Поэтому при издании повести «Время больших ожиданий» отдельной книжкой необходимо включить в нее одесские фрагменты глав «О фиринке, водопроводе и мелких опасностях», «Последняя шрапнель» – из повести «Начало неведомого века». Такой подход вполне оправдан, так как при этом не нарушается авторский замысел писателя и в то же время читатель не будет обделен и обеднен в своих впечатлениях.

Теперь последнее. При публикации шести книг «Повести о жизни» в двухтомнике Гослитиздата в 1962 году Константин Паустовский поместил короткое предисловие «Несколько слов», фрагментом из которого мне и хотелось бы закончить свое затянувшееся повествование:

«Недавно я перелистывал собрание сочинений Томаса Манна и в одной из его статей о писательском труде прочел такие слова:

Нам кажется, что мы выражаем только себя, говорим только о себе, и вот оказывается, что из глубокой связи, из инстинктивной общности с окружающим, мы создали нечто сверхличное… Вот это сверхличное и есть лучшее, что содержится в нашем творчестве».

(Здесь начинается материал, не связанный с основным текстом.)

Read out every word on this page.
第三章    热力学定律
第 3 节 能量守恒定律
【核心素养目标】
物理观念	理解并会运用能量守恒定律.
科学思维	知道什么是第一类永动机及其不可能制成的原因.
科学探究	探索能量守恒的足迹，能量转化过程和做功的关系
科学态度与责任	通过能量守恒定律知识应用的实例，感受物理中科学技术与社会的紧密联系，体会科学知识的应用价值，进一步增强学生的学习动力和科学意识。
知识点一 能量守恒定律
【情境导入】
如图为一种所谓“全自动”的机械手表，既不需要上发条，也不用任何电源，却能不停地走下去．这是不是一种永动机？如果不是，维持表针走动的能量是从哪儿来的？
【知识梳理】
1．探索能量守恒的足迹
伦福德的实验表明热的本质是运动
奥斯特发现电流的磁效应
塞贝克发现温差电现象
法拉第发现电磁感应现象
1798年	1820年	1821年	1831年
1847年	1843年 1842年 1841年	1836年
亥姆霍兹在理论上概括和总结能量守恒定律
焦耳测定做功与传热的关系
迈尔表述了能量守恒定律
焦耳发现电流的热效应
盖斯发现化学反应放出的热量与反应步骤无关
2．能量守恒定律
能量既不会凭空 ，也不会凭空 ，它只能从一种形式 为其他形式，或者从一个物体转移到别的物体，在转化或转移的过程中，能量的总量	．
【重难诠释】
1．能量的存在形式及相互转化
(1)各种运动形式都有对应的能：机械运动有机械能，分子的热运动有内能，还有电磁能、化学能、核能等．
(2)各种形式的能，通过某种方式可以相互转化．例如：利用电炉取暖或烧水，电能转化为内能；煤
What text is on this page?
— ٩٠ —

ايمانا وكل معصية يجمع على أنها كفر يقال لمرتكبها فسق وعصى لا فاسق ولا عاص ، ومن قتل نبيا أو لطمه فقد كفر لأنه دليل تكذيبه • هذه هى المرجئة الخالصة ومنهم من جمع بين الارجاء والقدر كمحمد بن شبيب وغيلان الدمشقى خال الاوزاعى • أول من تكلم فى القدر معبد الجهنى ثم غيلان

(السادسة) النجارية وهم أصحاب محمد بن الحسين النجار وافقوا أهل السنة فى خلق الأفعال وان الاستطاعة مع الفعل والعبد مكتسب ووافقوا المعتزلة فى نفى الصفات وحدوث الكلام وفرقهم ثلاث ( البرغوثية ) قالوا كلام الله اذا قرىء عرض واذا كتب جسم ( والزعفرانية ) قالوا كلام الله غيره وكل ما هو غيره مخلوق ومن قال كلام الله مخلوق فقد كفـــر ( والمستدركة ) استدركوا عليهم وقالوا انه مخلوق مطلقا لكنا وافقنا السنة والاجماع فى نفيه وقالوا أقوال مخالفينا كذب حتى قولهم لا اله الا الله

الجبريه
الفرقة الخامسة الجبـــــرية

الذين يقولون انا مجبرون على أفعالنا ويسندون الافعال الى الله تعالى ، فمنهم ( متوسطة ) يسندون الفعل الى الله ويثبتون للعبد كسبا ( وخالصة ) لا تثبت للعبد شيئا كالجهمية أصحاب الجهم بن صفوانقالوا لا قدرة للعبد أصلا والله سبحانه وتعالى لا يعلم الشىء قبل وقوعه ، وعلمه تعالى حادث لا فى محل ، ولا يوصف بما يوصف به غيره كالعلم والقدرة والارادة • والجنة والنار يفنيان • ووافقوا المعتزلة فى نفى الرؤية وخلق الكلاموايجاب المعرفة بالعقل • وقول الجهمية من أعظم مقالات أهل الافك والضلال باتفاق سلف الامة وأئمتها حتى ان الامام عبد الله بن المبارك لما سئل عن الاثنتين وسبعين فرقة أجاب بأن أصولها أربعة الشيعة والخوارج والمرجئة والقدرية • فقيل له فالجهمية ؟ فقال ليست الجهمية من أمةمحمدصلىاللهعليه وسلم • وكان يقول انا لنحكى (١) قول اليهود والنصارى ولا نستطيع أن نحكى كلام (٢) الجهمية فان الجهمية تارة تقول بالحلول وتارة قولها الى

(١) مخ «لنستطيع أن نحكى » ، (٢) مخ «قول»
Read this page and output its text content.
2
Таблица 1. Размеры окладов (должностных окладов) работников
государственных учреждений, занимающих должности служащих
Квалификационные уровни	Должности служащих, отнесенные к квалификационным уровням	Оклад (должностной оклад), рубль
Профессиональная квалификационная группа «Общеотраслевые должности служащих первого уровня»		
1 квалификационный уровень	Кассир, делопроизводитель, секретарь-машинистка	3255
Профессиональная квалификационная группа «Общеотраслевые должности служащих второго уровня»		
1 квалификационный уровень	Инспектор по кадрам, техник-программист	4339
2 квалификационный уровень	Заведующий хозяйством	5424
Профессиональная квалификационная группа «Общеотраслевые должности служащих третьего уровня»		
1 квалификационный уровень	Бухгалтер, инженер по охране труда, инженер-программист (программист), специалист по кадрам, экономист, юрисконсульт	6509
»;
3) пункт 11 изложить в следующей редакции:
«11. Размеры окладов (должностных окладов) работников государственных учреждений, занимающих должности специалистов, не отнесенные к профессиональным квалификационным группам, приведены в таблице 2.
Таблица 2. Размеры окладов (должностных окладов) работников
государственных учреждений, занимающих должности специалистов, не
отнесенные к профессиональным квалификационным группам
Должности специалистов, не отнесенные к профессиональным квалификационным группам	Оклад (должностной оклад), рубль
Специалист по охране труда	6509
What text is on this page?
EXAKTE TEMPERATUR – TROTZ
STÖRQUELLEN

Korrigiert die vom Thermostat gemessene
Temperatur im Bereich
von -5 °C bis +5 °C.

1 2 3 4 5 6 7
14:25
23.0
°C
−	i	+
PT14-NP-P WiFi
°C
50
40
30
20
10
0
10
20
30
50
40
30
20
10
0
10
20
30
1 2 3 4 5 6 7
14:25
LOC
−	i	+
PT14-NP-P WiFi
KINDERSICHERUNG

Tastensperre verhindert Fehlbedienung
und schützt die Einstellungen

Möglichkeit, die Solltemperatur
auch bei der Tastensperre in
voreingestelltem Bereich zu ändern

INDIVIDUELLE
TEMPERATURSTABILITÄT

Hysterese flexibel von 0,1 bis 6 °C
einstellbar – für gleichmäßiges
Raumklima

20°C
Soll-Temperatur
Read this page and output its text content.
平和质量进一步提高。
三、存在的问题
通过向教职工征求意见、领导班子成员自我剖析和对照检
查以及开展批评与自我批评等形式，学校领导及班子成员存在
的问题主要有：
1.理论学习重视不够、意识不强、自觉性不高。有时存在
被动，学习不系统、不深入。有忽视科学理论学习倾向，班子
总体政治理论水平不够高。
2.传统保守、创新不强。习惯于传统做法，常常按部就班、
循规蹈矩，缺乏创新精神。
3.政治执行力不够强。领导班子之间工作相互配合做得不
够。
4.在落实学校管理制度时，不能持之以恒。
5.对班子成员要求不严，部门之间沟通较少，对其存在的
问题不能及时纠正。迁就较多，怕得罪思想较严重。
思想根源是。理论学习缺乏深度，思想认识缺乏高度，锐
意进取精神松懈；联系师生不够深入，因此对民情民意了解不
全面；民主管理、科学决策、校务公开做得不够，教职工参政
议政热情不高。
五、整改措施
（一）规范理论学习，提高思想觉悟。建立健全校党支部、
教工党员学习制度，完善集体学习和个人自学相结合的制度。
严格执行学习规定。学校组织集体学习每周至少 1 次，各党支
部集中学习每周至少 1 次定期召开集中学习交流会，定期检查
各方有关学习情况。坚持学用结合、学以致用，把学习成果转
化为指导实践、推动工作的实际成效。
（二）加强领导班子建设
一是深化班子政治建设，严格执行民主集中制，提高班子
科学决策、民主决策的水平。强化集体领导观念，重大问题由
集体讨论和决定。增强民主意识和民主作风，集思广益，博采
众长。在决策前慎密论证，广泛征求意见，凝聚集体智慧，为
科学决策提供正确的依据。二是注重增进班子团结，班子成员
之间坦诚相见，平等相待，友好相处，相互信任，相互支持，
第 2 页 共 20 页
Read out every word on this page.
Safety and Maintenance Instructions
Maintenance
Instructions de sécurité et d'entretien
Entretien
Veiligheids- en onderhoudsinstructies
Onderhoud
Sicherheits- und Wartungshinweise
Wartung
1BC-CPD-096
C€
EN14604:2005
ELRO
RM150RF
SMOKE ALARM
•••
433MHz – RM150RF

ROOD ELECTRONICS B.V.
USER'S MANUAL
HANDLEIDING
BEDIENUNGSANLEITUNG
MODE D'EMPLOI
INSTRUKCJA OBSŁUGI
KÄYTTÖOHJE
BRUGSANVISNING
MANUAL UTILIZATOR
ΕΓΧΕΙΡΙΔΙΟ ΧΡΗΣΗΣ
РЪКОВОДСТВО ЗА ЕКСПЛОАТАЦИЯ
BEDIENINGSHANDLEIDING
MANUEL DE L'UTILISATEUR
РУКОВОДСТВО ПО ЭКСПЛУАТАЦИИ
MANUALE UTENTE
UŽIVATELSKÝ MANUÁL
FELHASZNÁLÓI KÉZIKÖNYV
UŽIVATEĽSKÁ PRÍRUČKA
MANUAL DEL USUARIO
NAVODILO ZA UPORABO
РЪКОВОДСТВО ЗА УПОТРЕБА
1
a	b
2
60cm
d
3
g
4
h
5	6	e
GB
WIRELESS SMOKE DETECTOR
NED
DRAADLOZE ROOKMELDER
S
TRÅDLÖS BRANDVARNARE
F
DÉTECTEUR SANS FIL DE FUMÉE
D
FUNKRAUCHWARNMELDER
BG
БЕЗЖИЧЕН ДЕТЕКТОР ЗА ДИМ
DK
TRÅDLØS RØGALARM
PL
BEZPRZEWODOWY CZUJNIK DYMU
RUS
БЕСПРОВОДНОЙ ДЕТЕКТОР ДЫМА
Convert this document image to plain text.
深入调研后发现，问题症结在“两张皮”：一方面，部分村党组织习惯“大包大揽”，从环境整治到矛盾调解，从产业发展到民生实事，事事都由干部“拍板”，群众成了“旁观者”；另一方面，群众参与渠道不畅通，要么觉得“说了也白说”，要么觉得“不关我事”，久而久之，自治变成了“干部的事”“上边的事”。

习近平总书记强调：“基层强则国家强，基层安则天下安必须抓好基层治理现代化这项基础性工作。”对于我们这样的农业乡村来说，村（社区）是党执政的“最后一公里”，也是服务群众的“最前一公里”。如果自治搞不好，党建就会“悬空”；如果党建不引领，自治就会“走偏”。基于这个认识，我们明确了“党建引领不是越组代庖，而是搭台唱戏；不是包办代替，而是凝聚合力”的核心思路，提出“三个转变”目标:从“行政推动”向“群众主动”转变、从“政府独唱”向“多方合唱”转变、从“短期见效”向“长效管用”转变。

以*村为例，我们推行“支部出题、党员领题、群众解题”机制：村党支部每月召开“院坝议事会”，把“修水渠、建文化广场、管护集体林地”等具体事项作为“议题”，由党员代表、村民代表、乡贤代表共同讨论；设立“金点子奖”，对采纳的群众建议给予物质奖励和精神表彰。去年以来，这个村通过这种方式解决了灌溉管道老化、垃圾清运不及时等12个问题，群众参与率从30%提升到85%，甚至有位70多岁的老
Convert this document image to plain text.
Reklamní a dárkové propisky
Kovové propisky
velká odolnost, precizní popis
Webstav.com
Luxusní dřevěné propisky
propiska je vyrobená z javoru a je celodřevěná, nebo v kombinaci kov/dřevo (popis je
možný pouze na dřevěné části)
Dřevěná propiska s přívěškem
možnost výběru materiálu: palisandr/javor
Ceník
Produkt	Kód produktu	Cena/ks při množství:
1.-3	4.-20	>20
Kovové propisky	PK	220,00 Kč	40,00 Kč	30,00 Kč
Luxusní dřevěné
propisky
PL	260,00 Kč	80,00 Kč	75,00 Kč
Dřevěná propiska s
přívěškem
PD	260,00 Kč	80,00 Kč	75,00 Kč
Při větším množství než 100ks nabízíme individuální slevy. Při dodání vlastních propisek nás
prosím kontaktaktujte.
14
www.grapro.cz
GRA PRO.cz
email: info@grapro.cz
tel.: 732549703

Эти слова следовало бы поставить эпиграфом к большинству автобиографических книг.

Фрагменты глав из повести «НАЧАЛО НЕВЕДОМОГО ВЕКА»

Из главы «О ФИРИНКЕ, ВОДОПРОВОДЕ И МЕЛКИХ ОПАСНОСТЯХ»

…Света в Одессе было мало, фонари зажигали поздно, а то и совсем не зажигали, и, бывало, по тихим осенним вечерам один только багровый жар жаровен освещал тротуары. Этот свет снизу придавал улицам несколько феерический вид.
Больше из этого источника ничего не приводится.